For tall fescue turfgrass I would apply nitrogen four times a year; Labor Day, Memorial Day, Fourth of July and Thanksgiving. During the hot summer months I would always make sure you do not exceed 1/2 pound of nitrogen per thousand square feet or you could end up with some burning if people are not careful. If you are using mulching mowers you can skip the Fourth of July application. If you are using mulching mowers you should never exceed 1/2 pound of nitrogen per thousand square feet in a single application.

D. Should a roller of punchers be used immediately after fertilizing?

I assume you mean aeration. Core aeration can be done any time of the year and does not really relate to a fertilizer application. The only exception might be when you are applying a high phosphorus fertilizer

E. Should organic fertilizer (cow manure) even be used to fertilize grass?

Cow manure is not a fertilizer. Fertilizers will have the amount of N-P-K listed on the bad as required by state law.


A. What inorganic fertilizer (N-P-K) would you recommend and the amount/bush?

Turfgrass fertilizers in the ratio I mention above are good for most trees and shrubs. You would apply this fertilizer in the very early spring or late winter. The amount to apply is similar to the amount you would apply to turfgrass but is calculated under the canopy area of trees and shrubs. A small tree that occupies 100 ft.² of canopy space would get 1/10 of a pound of nitrogen. A tree that had 1000 ft.² under its canopy would get 1 pound of nitrogen. The driver of growth for trees, shrubs and turfgrass is nitrogen.

B. Applied dry, or liquid, in the gravel around bushes?

Dry fertilizers are applied near the irrigation source. If trees and shrubs are irrigated by sprinklers, then you distribute the fertilizer so that the sprinklers pushed the water into the rootzone. If these are drip irrigated, it is applied in the soil next to the drip emitters and the water carries a fertilizer into the rootzone. If you are applying a liquid fertilizer to the foliage obviously you have to wait for the foliage to appear in the spring to make an application. If this is a liquid fertilizer applied to the soil and make the application close to the drip emitters within a few inches under the mulch or under the turfgrass. Never apply a fertilizer to trees and shrubs deeper than about six or 8 inches. Fertilizer spikes are convenient but expensive. Liquid applications to the foliage last about 4 to 8 weeks. Dry fertilizers applied to the soil last longer if that's important.

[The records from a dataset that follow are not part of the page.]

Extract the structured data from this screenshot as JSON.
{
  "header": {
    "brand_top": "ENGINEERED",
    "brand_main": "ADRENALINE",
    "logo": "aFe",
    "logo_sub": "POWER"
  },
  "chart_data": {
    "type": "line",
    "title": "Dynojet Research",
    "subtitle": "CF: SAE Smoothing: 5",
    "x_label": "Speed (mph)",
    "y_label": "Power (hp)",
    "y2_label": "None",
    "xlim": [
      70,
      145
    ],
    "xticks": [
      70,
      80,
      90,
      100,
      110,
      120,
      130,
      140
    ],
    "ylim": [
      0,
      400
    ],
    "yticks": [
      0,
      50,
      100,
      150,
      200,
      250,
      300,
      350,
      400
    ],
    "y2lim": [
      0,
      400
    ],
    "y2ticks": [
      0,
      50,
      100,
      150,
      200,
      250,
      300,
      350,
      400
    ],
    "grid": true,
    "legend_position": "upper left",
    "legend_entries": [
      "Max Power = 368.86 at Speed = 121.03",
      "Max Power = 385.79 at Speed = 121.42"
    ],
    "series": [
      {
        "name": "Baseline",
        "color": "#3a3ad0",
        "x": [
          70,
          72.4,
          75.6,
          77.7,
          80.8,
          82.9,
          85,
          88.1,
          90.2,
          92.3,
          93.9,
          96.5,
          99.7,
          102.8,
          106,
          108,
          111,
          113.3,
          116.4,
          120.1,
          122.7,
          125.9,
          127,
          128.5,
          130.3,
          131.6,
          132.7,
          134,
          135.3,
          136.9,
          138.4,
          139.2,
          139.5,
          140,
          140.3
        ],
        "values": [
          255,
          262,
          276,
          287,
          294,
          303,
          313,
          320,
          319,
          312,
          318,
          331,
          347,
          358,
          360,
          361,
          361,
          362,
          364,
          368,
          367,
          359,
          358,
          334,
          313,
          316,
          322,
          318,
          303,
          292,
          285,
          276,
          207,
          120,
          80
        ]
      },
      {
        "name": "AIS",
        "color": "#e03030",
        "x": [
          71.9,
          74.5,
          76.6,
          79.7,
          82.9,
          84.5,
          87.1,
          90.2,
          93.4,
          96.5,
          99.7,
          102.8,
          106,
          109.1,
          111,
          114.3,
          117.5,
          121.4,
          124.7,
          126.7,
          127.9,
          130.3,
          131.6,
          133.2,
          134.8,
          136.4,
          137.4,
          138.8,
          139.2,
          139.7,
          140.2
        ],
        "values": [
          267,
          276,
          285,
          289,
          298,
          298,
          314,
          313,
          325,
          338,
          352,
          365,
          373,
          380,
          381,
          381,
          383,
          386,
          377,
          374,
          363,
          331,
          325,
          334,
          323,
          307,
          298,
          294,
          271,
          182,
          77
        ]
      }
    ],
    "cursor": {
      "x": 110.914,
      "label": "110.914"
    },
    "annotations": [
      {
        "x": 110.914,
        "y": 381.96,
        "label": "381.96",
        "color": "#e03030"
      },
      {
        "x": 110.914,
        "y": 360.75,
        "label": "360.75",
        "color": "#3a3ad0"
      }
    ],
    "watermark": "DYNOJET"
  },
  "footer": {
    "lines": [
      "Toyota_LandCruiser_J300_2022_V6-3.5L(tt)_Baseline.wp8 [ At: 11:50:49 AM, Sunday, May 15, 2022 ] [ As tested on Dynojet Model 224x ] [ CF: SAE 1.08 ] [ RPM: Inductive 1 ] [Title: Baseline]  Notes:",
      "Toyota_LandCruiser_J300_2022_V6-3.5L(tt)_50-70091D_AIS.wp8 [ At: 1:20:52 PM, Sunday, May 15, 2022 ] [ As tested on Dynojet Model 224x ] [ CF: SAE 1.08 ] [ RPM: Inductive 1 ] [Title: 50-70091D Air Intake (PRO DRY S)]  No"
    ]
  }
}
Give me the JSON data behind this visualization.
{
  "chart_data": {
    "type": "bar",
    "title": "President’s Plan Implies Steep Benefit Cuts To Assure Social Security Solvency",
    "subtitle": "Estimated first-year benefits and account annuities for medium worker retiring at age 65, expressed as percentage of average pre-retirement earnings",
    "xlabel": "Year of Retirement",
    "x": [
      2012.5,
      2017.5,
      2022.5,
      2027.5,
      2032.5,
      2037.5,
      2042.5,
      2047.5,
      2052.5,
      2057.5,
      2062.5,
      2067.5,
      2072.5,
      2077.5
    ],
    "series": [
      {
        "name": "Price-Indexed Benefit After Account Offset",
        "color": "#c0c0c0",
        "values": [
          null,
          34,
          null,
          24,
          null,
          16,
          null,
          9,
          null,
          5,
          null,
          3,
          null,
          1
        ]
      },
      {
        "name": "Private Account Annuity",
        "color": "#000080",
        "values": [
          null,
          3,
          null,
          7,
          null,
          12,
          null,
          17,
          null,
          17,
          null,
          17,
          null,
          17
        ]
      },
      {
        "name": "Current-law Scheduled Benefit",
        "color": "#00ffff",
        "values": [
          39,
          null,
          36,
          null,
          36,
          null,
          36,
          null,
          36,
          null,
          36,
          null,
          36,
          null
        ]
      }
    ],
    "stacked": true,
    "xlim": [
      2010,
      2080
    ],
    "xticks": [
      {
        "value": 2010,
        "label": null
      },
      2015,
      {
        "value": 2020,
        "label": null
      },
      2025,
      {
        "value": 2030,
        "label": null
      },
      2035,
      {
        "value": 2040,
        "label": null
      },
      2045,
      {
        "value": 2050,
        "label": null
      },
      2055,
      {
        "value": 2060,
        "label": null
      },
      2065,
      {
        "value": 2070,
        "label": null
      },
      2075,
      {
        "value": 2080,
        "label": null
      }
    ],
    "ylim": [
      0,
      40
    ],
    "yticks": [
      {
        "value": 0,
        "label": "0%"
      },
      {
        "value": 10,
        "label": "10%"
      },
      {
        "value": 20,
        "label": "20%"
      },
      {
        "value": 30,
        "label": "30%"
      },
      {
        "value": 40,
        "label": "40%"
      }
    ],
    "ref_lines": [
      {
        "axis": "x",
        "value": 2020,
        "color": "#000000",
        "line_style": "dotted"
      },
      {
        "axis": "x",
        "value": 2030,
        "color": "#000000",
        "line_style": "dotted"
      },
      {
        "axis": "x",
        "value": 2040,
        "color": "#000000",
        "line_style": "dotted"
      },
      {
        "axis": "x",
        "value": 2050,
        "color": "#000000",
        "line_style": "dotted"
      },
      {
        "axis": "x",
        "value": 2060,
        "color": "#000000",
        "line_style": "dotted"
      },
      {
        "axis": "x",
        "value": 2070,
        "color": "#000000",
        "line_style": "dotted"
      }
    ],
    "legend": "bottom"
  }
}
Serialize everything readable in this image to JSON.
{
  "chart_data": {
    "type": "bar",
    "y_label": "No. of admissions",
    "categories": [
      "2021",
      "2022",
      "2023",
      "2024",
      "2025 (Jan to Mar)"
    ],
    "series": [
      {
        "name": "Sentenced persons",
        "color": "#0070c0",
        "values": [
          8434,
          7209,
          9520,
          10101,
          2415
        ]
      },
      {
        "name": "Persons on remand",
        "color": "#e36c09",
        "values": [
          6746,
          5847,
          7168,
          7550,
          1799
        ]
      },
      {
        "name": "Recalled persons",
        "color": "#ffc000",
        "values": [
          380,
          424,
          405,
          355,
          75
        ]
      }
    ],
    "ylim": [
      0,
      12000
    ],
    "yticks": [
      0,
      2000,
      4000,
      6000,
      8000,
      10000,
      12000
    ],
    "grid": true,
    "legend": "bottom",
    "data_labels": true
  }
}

C. How many times per year and which month(s)?

Most trees and shrubs will require a single application of a fertilizer to the soil during the months of December through about March. In a pinch you could go as late as April. Some plants tend to get yellow due to iron chlorosis or a lack of available iron. Usually a single application of an iron fertilizer that contains the chelate EDDHA is enough to keep them from yellowing. If these plants have been yellowing and are in poor condition for several years, this will probably not work in correcting a severe problem. The iron fertilizer should be applied at the same time as the other fertilizers, in early spring or late winter.

Tall trees:

A. What inorganic fertilizer (N-P-K) would you recommend and the amount/tree?

You can use a good turfgrass fertilizer for most tall trees and shrubs. To be effective this fertilizer should be applied close to a source of water for the trees so that it is washed into the rootzone. It should not be applied deeper than 6 to 8 inches in the soil. Other fertilizers in ratios like 1-1-1 are also okay but the high phosphorus of the middle number is really not needed unless these are flowering trees.

B. Applied dry, or liquid, near the end of branches around trees?

Fertilizer is fertilizer whether it is applied dry or liquid. The amount of nitrogen applied per tree is what is critical. Liquid fertilizers applied to the foliage or short lived. Dry or liquid fertilizers applied to the soil last longer.

C. How many times per year and which month(s)?

Once per year is enough in the very early spring just before new growth or not long after it begins.